L'errore da non fare
Non cuocere abbastanza a lungo. Molti accelerano il fuoco sperando di risparmiare tempo, ma le braciole rimangono coriacee perché la carne non ha tempo di ammorbidirsi. La cottura lenta e bassa è il fondamento: 90 minuti minimo, preferibilmente 110 minuti se il vostro fuoco è molto forte. Se il sugo si riduce troppo prima che la carne sia tenera, aggiungete un po' di acqua calda.
I nostri consigli
- Conservale in frigorifero in un contenitore ermetico per 3-4 giorni. In freezer durano fino a 2 mesi. Scongela a temperatura ambiente o in frigo la sera prima di riscaldare a fuoco basso.
- Se trovate difficile reperire carne tagliata sottile, chiedete al macellaio di tagliarvi fettine di spalla o petto e battetele voi con il martello da carne.

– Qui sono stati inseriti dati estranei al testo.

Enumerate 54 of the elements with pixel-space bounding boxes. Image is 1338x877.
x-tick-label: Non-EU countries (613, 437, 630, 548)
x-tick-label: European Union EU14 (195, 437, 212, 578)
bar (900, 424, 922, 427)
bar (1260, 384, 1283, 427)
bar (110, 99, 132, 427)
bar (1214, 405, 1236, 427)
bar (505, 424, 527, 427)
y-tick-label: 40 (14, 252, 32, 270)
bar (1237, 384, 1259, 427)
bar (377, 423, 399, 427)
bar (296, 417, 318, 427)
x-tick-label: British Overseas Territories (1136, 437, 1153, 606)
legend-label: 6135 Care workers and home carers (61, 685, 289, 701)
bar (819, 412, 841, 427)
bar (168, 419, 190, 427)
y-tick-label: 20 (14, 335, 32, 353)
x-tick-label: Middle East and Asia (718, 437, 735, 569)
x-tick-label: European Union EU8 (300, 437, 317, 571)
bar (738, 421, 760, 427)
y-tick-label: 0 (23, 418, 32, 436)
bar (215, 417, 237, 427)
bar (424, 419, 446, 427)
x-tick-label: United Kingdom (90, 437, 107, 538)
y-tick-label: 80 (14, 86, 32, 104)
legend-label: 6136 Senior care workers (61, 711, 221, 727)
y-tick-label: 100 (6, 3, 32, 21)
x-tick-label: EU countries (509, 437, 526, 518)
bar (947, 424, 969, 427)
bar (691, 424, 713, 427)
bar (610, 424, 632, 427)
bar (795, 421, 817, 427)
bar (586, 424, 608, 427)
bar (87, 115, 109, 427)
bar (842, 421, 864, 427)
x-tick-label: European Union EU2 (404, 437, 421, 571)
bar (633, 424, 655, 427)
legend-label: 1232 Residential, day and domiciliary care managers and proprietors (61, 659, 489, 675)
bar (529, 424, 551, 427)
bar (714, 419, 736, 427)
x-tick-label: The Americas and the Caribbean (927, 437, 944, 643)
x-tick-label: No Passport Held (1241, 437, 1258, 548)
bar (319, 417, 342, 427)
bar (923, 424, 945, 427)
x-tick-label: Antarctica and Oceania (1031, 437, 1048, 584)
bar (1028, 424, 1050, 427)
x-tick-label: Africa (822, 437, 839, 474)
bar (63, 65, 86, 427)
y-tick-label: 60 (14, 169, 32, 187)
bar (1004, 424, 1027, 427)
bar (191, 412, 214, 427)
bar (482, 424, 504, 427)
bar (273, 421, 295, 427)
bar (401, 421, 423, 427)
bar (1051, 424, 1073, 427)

- Potete abbinare le braciole con una pasta corta (rigatoni, penne) condita con il sugo, o servirle come secondo piatto con puré di patate o verdure grigliate.
- Se preferite una versione più leggera, usate la metà dei pinoli e riducete l'olio a 2 cucchiai.
Quando prepararla
Le braciole catanesi si preparano tutto l'anno, ma trovano il loro momento più naturale in autunno e inverno, quando il calore della pentola e il sugo denso riscaldano la tavola. Ideali per pranzi domenicali o cene in famiglia dove serve un piatto che cucina lentamente mentre vi occupate d'altro.
Domande frequenti
- Posso usare carne di vitello anziché manzo? Sì, il vitello è ancora più tenero. Riducete leggermente il tempo di cottura a 70-80 minuti.
- Che cosa faccio se il ripieno esce durante la cottura? Significa che l'involtino non era abbastanza ben sigillato o la carne era troppo spessa. Assicuratevi di piegare i bordi verso l'interno e di battere bene la carne.
- Devo usare l'uvetta? Non amo molto il dolce. No, potete ometterla. Aumentate leggermente i pinoli o aggiungete un pizzico di cannella se volete un sapore più speziato.
- Il sugo può condire anche la pasta? Assolutamente, è l'uso tradizionale. Riservate il sugo e condite prima la pasta, poi servite le braciole come secondo.